Bab 8 : Pertaruhan

Màu nền
Font chữ
Font size
Chiều cao dòng

“Siapa lagi?” tanya Regita dari dalam.

Suara saudaranya membuat Renata segera menutup pintu. Dia berlari ke arah Regita yang menatapnya heran.

“Orangnya ada di depan,” ujar Renata sambil melewati Regita. Perempuan itu segera meletakkan makanan yang baru diterimanya dari kurir di atas meja makan.

“Siapa?” tanya Regita heran yang mengekori langkah kembarannya itu.

“Kita tukeran baju dulu, bentar.” Renata kemudian melepaskan kaus yang dipakainya lewat atas kepala.

“Ih, ngapain?” Regita masih saja heran melihat tingkah Renata yang kini hanya mengenakan bra dan celana katun.

“Buruan, buka kaos kamu. Kita tukeran baju.”

“Iya, ngapain, Re?”

“Si Raspati ada di depan pintu.”

Regita terkesiap sesaat.
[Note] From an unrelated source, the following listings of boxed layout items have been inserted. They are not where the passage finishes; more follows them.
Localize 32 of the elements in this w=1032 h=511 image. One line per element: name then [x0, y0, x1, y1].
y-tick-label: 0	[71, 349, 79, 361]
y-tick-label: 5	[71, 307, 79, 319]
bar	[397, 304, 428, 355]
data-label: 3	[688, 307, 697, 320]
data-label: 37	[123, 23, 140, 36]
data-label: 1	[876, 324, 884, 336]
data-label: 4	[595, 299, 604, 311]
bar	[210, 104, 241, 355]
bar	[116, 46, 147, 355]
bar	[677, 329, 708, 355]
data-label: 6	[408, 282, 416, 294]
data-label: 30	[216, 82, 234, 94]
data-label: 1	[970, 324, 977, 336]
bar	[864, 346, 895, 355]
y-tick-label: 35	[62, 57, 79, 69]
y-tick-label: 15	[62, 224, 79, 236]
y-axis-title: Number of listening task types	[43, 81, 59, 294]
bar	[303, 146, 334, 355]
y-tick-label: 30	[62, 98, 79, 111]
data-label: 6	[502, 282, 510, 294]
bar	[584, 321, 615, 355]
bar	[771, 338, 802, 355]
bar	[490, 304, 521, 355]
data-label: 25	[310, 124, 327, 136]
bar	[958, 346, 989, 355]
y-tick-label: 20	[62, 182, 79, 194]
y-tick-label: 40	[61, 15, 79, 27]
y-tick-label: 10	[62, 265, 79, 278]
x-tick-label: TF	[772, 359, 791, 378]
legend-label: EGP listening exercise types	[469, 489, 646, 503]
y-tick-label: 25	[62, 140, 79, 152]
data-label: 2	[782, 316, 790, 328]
Sebelum kemudian bergerak untuk membuka bajunya. Dia segera meraih kaus Renata yang tersampir di atas sofa.

“Kenapa nggak bilang dari tadi, sih?”

“Ish, padahal tinggal ngikutin aja omonganku,” gerutu Renata yang baru saja memakai kaus Regita. “Sana, buka pintunya.”

Regita melesat ke pintu dan membukanya. Gandi masih berdiri di sana dengan senyum yang sama.

“Hai, Ta!” sapanya lagi.

Regita melambaikan tangan. “Sorry, tadi gue simpen makanan dulu.” Dia pun menutup pintu di belakangnya. Keduanya hanya diam tanpa bersuara.

“Lo udah pulang?” tanya Regita.

Bagai tersadar, Gandi mengangkat tangan memperlihatkan paper bag berwarna pelangi. “Ah, iya. Gue Cuma nganterin kue doang. Ikut tiup lilin bentar, terus langsung pulang.”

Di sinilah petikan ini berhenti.